Please keep your homework package in reasonable size. Your working folder for this project can be very large, so please don't upload everything. Make sure that Debug folders (including the one in ImageLib folder), images, descriptor files and cse455.ncb are not included. It is highly recommended that your code folder is smaller than 1MB. You can upload only the files you've changes, such as "features.cpp". Please put the images you want to show in your report, do not upload them separately.

Evaluation

• Working implementation of all the required parts: 11 points
  • Harris operator: 4 points
  • Feature descriptor: 5 points
  • Feature matching: 2 points
• Quality of code including code structure, comments and documentation: 4 points
• Completion and quality of the report: 5 points
• Qualilty of results: 5 points
  • Harris operator: 2 points
  • Simple descriptor: 3 points
• Extra credit:
  • Advanced way of match finding: 3 points
    e.g. thresholding the ratio between smallest and second smallest distance of feature vectors as described on instruction page.

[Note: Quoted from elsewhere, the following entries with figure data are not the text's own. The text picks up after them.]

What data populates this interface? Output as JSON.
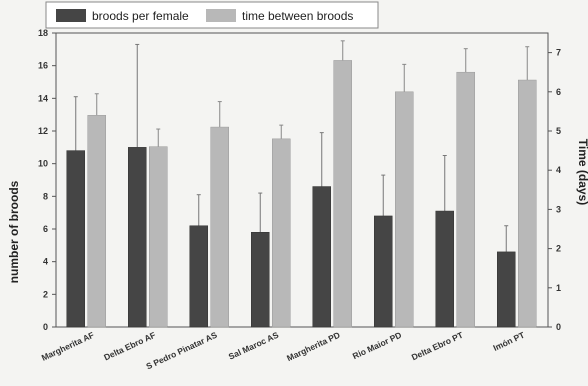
{
  "chart_data": {
    "type": "bar",
    "categories": [
      "Margherita AF",
      "Delta Ebro AF",
      "S Pedro Pinatar AS",
      "Sal Maroc AS",
      "Margherita PD",
      "Rio Maior PD",
      "Delta Ebro PT",
      "Imón PT"
    ],
    "series": [
      {
        "name": "broods per female",
        "axis": "left",
        "color": "#454545",
        "values": [
          10.8,
          11.0,
          6.2,
          5.8,
          8.6,
          6.8,
          7.1,
          4.6
        ],
        "errors": [
          3.3,
          6.3,
          1.9,
          2.4,
          3.3,
          2.5,
          3.4,
          1.6
        ]
      },
      {
        "name": "time between broods",
        "axis": "right",
        "color": "#b8b8b8",
        "values": [
          5.4,
          4.6,
          5.1,
          4.8,
          6.8,
          6.0,
          6.5,
          6.3
        ],
        "errors": [
          0.55,
          0.45,
          0.65,
          0.35,
          0.5,
          0.7,
          0.6,
          0.85
        ]
      }
    ],
    "ylabel": "number of broods",
    "y2label": "Time (days)",
    "ylim": [
      0,
      18
    ],
    "y2lim": [
      0,
      7.5
    ],
    "yticks": [
      0,
      2,
      4,
      6,
      8,
      10,
      12,
      14,
      16,
      18
    ],
    "y2ticks": [
      0,
      1,
      2,
      3,
      4,
      5,
      6,
      7
    ],
    "legend": "top-left",
    "grid": false
  }
}
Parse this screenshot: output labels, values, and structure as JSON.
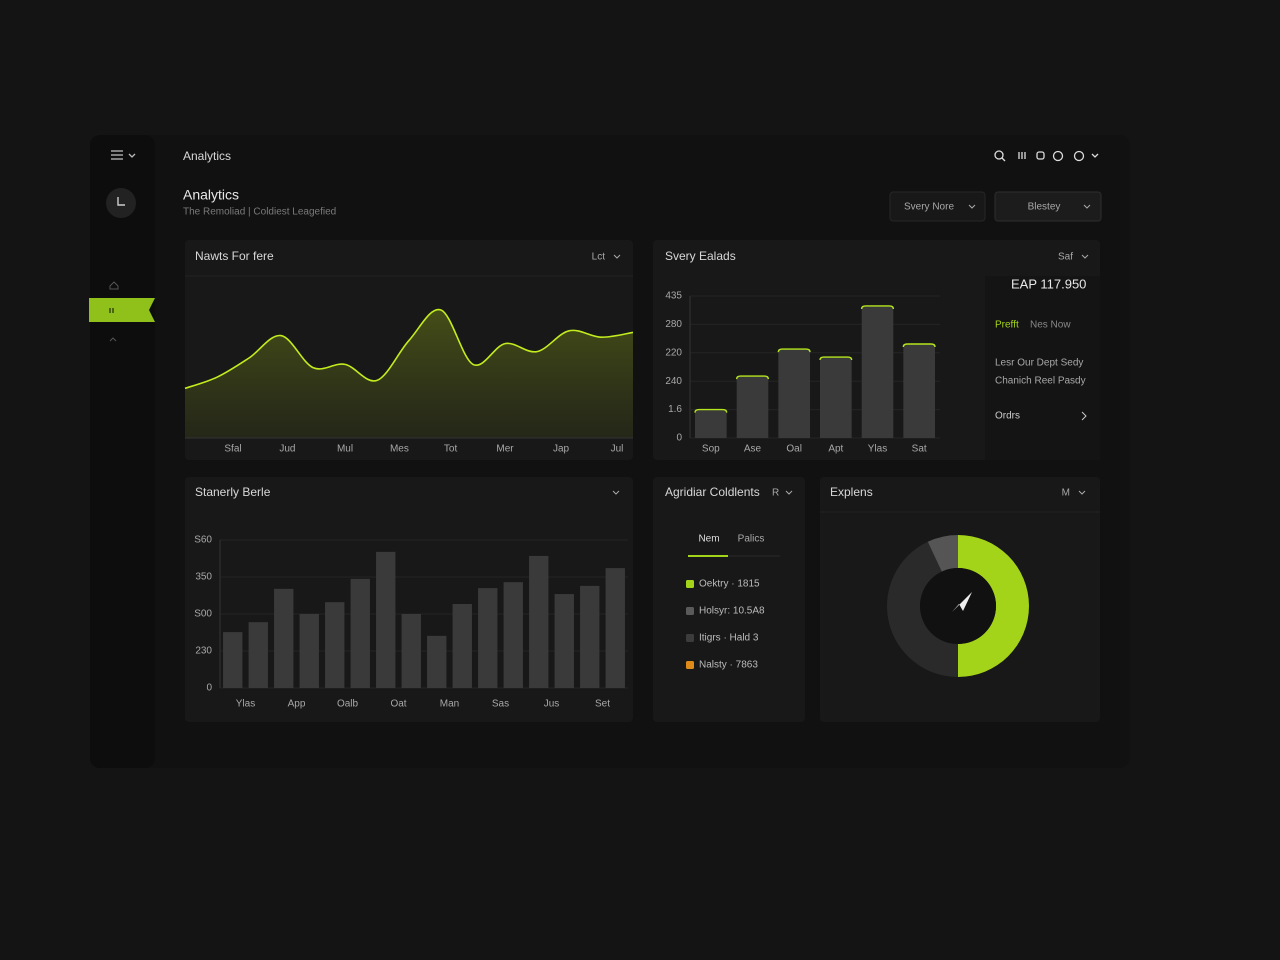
{
  "topbar": {
    "title": "Analytics"
  },
  "header": {
    "title": "Analytics",
    "subtitle": "The Remoliad | Coldiest Leagefied",
    "buttons": [
      "Svery Nore",
      "Blestey"
    ]
  },
  "summary": {
    "value": "EAP 117.950",
    "tag": "Prefft",
    "tag2": "Nes Now",
    "lines": [
      "Lesr Our Dept Sedy",
      "Chanich Reel Pasdy"
    ],
    "link": "Ordrs"
  },
  "legend_card": {
    "title": "Agridiar Coldlents",
    "filter": "R",
    "tabs": [
      "Nem",
      "Palics"
    ],
    "items": [
      {
        "label": "Oektry · 1815",
        "color": "#a4d41a"
      },
      {
        "label": "Holsyr: 10.5A8",
        "color": "#5a5a5a"
      },
      {
        "label": "Itigrs · Hald 3",
        "color": "#3c3c3c"
      },
      {
        "label": "Nalsty · 7863",
        "color": "#e08a1a"
      }
    ]
  },
  "chart_data": [
    {
      "type": "area",
      "title": "Nawts For fere",
      "filter": "Lct",
      "color": "#c2ec1e",
      "x": [
        0,
        1,
        2,
        3,
        4,
        5,
        6,
        7,
        8,
        9,
        10,
        11,
        12,
        13,
        14
      ],
      "values": [
        31,
        38,
        50,
        64,
        44,
        46,
        36,
        61,
        80,
        46,
        59,
        54,
        67,
        63,
        66
      ],
      "xlim": [
        0,
        14
      ],
      "ylim": [
        0,
        100
      ],
      "xticks": [
        {
          "value": 1.5,
          "label": "Sfal"
        },
        {
          "value": 3.2,
          "label": "Jud"
        },
        {
          "value": 5,
          "label": "Mul"
        },
        {
          "value": 6.7,
          "label": "Mes"
        },
        {
          "value": 8.3,
          "label": "Tot"
        },
        {
          "value": 10,
          "label": "Mer"
        },
        {
          "value": 11.75,
          "label": "Jap"
        },
        {
          "value": 13.5,
          "label": "Jul"
        }
      ]
    },
    {
      "type": "bar",
      "title": "Svery Ealads",
      "filter": "Saf",
      "color": "#3a3a3a",
      "edge_color": "#b5e61d",
      "categories": [
        "Sop",
        "Ase",
        "Oal",
        "Apt",
        "Ylas",
        "Sat"
      ],
      "values": [
        100,
        218,
        313,
        285,
        465,
        331
      ],
      "ylim": [
        0,
        500
      ],
      "yticks": [
        0,
        {
          "value": 100,
          "label": "1.6"
        },
        {
          "value": 200,
          "label": "240"
        },
        {
          "value": 300,
          "label": "220"
        },
        {
          "value": 400,
          "label": "280"
        },
        {
          "value": 500,
          "label": "435"
        }
      ],
      "grid": true
    },
    {
      "type": "bar",
      "title": "Stanerly Berle",
      "color": "#3a3a3a",
      "categories": [
        "Ylas",
        null,
        "App",
        null,
        "Oalb",
        null,
        "Oat",
        null,
        "Man",
        null,
        "Sas",
        null,
        "Jus",
        null,
        "Set",
        null
      ],
      "values": [
        151,
        178,
        268,
        200,
        232,
        295,
        368,
        200,
        141,
        227,
        270,
        286,
        357,
        254,
        276,
        324
      ],
      "ylim": [
        0,
        400
      ],
      "yticks": [
        0,
        {
          "value": 100,
          "label": "230"
        },
        {
          "value": 200,
          "label": "S00"
        },
        {
          "value": 300,
          "label": "350"
        },
        {
          "value": 400,
          "label": "S60"
        }
      ],
      "grid": true
    },
    {
      "type": "donut",
      "title": "Explens",
      "filter": "M",
      "values": [
        50,
        43,
        7
      ],
      "colors": [
        "#a4d41a",
        "#2a2a2a",
        "#555555"
      ]
    }
  ]
}
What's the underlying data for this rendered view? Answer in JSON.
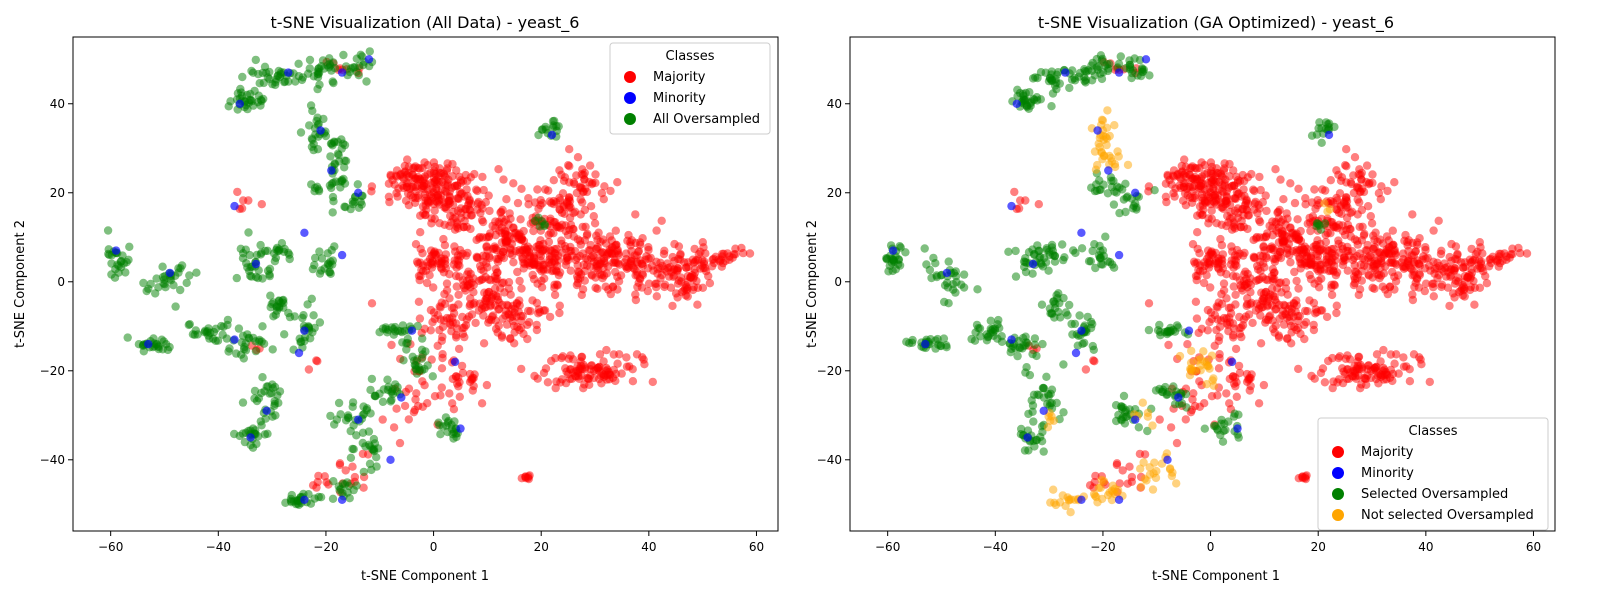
{
  "chart_data": [
    {
      "type": "scatter",
      "title": "t-SNE Visualization (All Data) - yeast_6",
      "xlabel": "t-SNE Component 1",
      "ylabel": "t-SNE Component 2",
      "xlim": [
        -67,
        64
      ],
      "ylim": [
        -56,
        55
      ],
      "xticks": [
        -60,
        -40,
        -20,
        0,
        20,
        40,
        60
      ],
      "yticks": [
        -40,
        -20,
        0,
        20,
        40
      ],
      "grid": false,
      "legend": {
        "title": "Classes",
        "position": "upper right",
        "entries": [
          "Majority",
          "Minority",
          "All Oversampled"
        ]
      },
      "series": [
        {
          "name": "Majority",
          "color": "#ff0000",
          "clusters": [
            [
              -2,
              22,
              5,
              4,
              120
            ],
            [
              4,
              18,
              6,
              5,
              110
            ],
            [
              12,
              10,
              4,
              5,
              80
            ],
            [
              2,
              5,
              4,
              4,
              60
            ],
            [
              10,
              0,
              5,
              5,
              80
            ],
            [
              20,
              5,
              5,
              5,
              110
            ],
            [
              22,
              15,
              5,
              5,
              80
            ],
            [
              28,
              22,
              4,
              4,
              40
            ],
            [
              30,
              5,
              6,
              5,
              120
            ],
            [
              40,
              3,
              6,
              5,
              100
            ],
            [
              48,
              2,
              4,
              4,
              60
            ],
            [
              54,
              6,
              3,
              2,
              20
            ],
            [
              3,
              -8,
              4,
              4,
              50
            ],
            [
              15,
              -8,
              5,
              4,
              70
            ],
            [
              28,
              -20,
              7,
              3,
              100
            ],
            [
              5,
              -22,
              3,
              4,
              30
            ],
            [
              -4,
              -25,
              4,
              8,
              30
            ],
            [
              -2,
              2,
              1,
              1,
              6
            ],
            [
              -35,
              17,
              2,
              2,
              6
            ],
            [
              -22,
              -18,
              1,
              1,
              3
            ],
            [
              -17,
              48,
              3,
              1.5,
              8
            ],
            [
              -15,
              -42,
              3,
              3,
              12
            ],
            [
              -20,
              -45,
              2,
              2,
              8
            ],
            [
              17.5,
              -44,
              0.6,
              0.5,
              8
            ],
            [
              -12,
              -5,
              0.5,
              0.5,
              1
            ],
            [
              -33,
              -15,
              1,
              1,
              3
            ]
          ]
        },
        {
          "name": "All Oversampled",
          "color": "#008000",
          "clusters": [
            [
              -27,
              46,
              5,
              2,
              40
            ],
            [
              -20,
              48,
              3,
              2,
              20
            ],
            [
              -14,
              48,
              3,
              2,
              20
            ],
            [
              -34,
              41,
              3,
              1.5,
              30
            ],
            [
              -22,
              34,
              2,
              4,
              25
            ],
            [
              -18,
              28,
              2,
              4,
              20
            ],
            [
              -19,
              22,
              3,
              2,
              20
            ],
            [
              -15,
              18,
              2,
              2,
              15
            ],
            [
              -59,
              5,
              1.5,
              3,
              25
            ],
            [
              -49,
              1,
              3,
              3,
              30
            ],
            [
              -33,
              4,
              3,
              3,
              30
            ],
            [
              -29,
              7,
              2,
              1.5,
              15
            ],
            [
              -20,
              5,
              2,
              3,
              20
            ],
            [
              -41,
              -11,
              3,
              2,
              25
            ],
            [
              -35,
              -14,
              3,
              2,
              25
            ],
            [
              -52,
              -14,
              3,
              1,
              25
            ],
            [
              -29,
              -6,
              2,
              2,
              20
            ],
            [
              -24,
              -12,
              2,
              4,
              25
            ],
            [
              -8,
              -11,
              3,
              1,
              20
            ],
            [
              -3,
              -18,
              2,
              3,
              20
            ],
            [
              -31,
              -27,
              2,
              5,
              30
            ],
            [
              -34,
              -35,
              2,
              2,
              20
            ],
            [
              -15,
              -30,
              3,
              3,
              25
            ],
            [
              -8,
              -25,
              3,
              2,
              20
            ],
            [
              -12,
              -38,
              2,
              3,
              20
            ],
            [
              -25,
              -49,
              3,
              1,
              25
            ],
            [
              -17,
              -47,
              2,
              2,
              15
            ],
            [
              3,
              -33,
              2,
              2,
              20
            ],
            [
              21,
              34,
              1.5,
              1.5,
              15
            ],
            [
              20,
              13,
              1,
              1,
              6
            ],
            [
              -5,
              -13,
              1,
              1,
              5
            ]
          ]
        },
        {
          "name": "Minority",
          "color": "#0000ff",
          "points": [
            [
              -59,
              7
            ],
            [
              -49,
              2
            ],
            [
              -33,
              4
            ],
            [
              -37,
              17
            ],
            [
              -36,
              40
            ],
            [
              -27,
              47
            ],
            [
              -17,
              47
            ],
            [
              -12,
              50
            ],
            [
              -21,
              34
            ],
            [
              -19,
              25
            ],
            [
              -14,
              20
            ],
            [
              -17,
              6
            ],
            [
              -24,
              11
            ],
            [
              -37,
              -13
            ],
            [
              -53,
              -14
            ],
            [
              -25,
              -16
            ],
            [
              -24,
              -11
            ],
            [
              -4,
              -11
            ],
            [
              4,
              -18
            ],
            [
              -31,
              -29
            ],
            [
              -34,
              -35
            ],
            [
              -14,
              -31
            ],
            [
              -6,
              -26
            ],
            [
              -17,
              -49
            ],
            [
              -24,
              -49
            ],
            [
              -8,
              -40
            ],
            [
              5,
              -33
            ],
            [
              22,
              33
            ]
          ]
        }
      ]
    },
    {
      "type": "scatter",
      "title": "t-SNE Visualization (GA Optimized) - yeast_6",
      "xlabel": "t-SNE Component 1",
      "ylabel": "t-SNE Component 2",
      "xlim": [
        -67,
        64
      ],
      "ylim": [
        -56,
        55
      ],
      "xticks": [
        -60,
        -40,
        -20,
        0,
        20,
        40,
        60
      ],
      "yticks": [
        -40,
        -20,
        0,
        20,
        40
      ],
      "grid": false,
      "legend": {
        "title": "Classes",
        "position": "lower right",
        "entries": [
          "Majority",
          "Minority",
          "Selected Oversampled",
          "Not selected Oversampled"
        ]
      },
      "series": [
        {
          "name": "Majority",
          "color": "#ff0000",
          "clusters": [
            [
              -2,
              22,
              5,
              4,
              120
            ],
            [
              4,
              18,
              6,
              5,
              110
            ],
            [
              12,
              10,
              4,
              5,
              80
            ],
            [
              2,
              5,
              4,
              4,
              60
            ],
            [
              10,
              0,
              5,
              5,
              80
            ],
            [
              20,
              5,
              5,
              5,
              110
            ],
            [
              22,
              15,
              5,
              5,
              80
            ],
            [
              28,
              22,
              4,
              4,
              40
            ],
            [
              30,
              5,
              6,
              5,
              120
            ],
            [
              40,
              3,
              6,
              5,
              100
            ],
            [
              48,
              2,
              4,
              4,
              60
            ],
            [
              54,
              6,
              3,
              2,
              20
            ],
            [
              3,
              -8,
              4,
              4,
              50
            ],
            [
              15,
              -8,
              5,
              4,
              70
            ],
            [
              28,
              -20,
              7,
              3,
              100
            ],
            [
              5,
              -22,
              3,
              4,
              30
            ],
            [
              -4,
              -25,
              4,
              8,
              30
            ],
            [
              -2,
              2,
              1,
              1,
              6
            ],
            [
              -35,
              17,
              2,
              2,
              6
            ],
            [
              -22,
              -18,
              1,
              1,
              3
            ],
            [
              -17,
              48,
              3,
              1.5,
              8
            ],
            [
              -15,
              -42,
              3,
              3,
              12
            ],
            [
              -20,
              -45,
              2,
              2,
              8
            ],
            [
              17.5,
              -44,
              0.6,
              0.5,
              8
            ],
            [
              -12,
              -5,
              0.5,
              0.5,
              1
            ],
            [
              -33,
              -15,
              1,
              1,
              3
            ]
          ]
        },
        {
          "name": "Selected Oversampled",
          "color": "#008000",
          "clusters": [
            [
              -27,
              46,
              5,
              2,
              40
            ],
            [
              -20,
              48,
              3,
              2,
              20
            ],
            [
              -14,
              48,
              3,
              2,
              20
            ],
            [
              -34,
              41,
              3,
              1.5,
              30
            ],
            [
              -19,
              22,
              3,
              2,
              20
            ],
            [
              -15,
              18,
              2,
              2,
              15
            ],
            [
              -59,
              5,
              1.5,
              3,
              25
            ],
            [
              -49,
              1,
              3,
              3,
              30
            ],
            [
              -33,
              4,
              3,
              3,
              30
            ],
            [
              -29,
              7,
              2,
              1.5,
              15
            ],
            [
              -20,
              5,
              2,
              3,
              20
            ],
            [
              -41,
              -11,
              3,
              2,
              25
            ],
            [
              -35,
              -14,
              3,
              2,
              25
            ],
            [
              -52,
              -14,
              3,
              1,
              25
            ],
            [
              -29,
              -6,
              2,
              2,
              20
            ],
            [
              -24,
              -12,
              2,
              4,
              25
            ],
            [
              -8,
              -11,
              3,
              1,
              20
            ],
            [
              -31,
              -27,
              2,
              5,
              30
            ],
            [
              -34,
              -35,
              2,
              2,
              20
            ],
            [
              -15,
              -30,
              3,
              3,
              25
            ],
            [
              -8,
              -25,
              3,
              2,
              20
            ],
            [
              3,
              -33,
              2,
              2,
              20
            ],
            [
              21,
              34,
              1.5,
              1.5,
              15
            ],
            [
              20,
              13,
              1,
              1,
              6
            ]
          ]
        },
        {
          "name": "Not selected Oversampled",
          "color": "#ffa500",
          "clusters": [
            [
              -20,
              33,
              1.5,
              5,
              25
            ],
            [
              -18,
              27,
              1.5,
              2,
              10
            ],
            [
              -2,
              -18,
              3,
              3,
              25
            ],
            [
              -10,
              -42,
              3,
              3,
              20
            ],
            [
              -25,
              -49,
              3,
              1.5,
              20
            ],
            [
              -19,
              -47,
              2,
              2,
              15
            ],
            [
              -30,
              -31,
              1,
              1.5,
              6
            ],
            [
              -13,
              -30,
              1.5,
              1.5,
              6
            ],
            [
              22,
              17,
              1,
              1,
              3
            ]
          ]
        },
        {
          "name": "Minority",
          "color": "#0000ff",
          "points": [
            [
              -59,
              7
            ],
            [
              -49,
              2
            ],
            [
              -33,
              4
            ],
            [
              -37,
              17
            ],
            [
              -36,
              40
            ],
            [
              -27,
              47
            ],
            [
              -17,
              47
            ],
            [
              -12,
              50
            ],
            [
              -21,
              34
            ],
            [
              -19,
              25
            ],
            [
              -14,
              20
            ],
            [
              -17,
              6
            ],
            [
              -24,
              11
            ],
            [
              -37,
              -13
            ],
            [
              -53,
              -14
            ],
            [
              -25,
              -16
            ],
            [
              -24,
              -11
            ],
            [
              -4,
              -11
            ],
            [
              4,
              -18
            ],
            [
              -31,
              -29
            ],
            [
              -34,
              -35
            ],
            [
              -14,
              -31
            ],
            [
              -6,
              -26
            ],
            [
              -17,
              -49
            ],
            [
              -24,
              -49
            ],
            [
              -8,
              -40
            ],
            [
              5,
              -33
            ],
            [
              22,
              33
            ]
          ]
        }
      ]
    }
  ]
}
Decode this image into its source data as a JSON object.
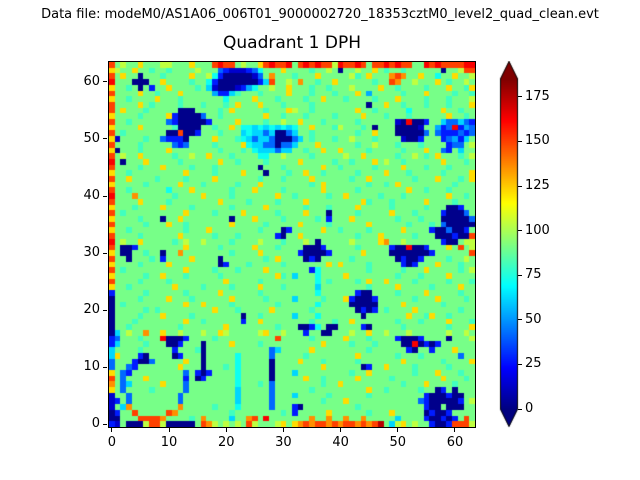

Please show results based on both SIFT and your feature.
  • Advanced descriptor: Rotation invariant descriptor only: 7 points
  • Advanced descriptor: Rotation and scale invariant descriptor: 10 points
    In order to show your advanced descriptor, you need to demonstrate convincing image and numerical results on graf and wall images.

Dropbox

Upload your report and code to the homework dropbox HERE.

Homework is due on November 18 (Tuesday) by 11:59 PM. Please plan your work early. You can submit until November 22 but you will lose 5% of your grade for every late day.

This is a one-person assignment. You may discuss it, but please turn in your own individual work.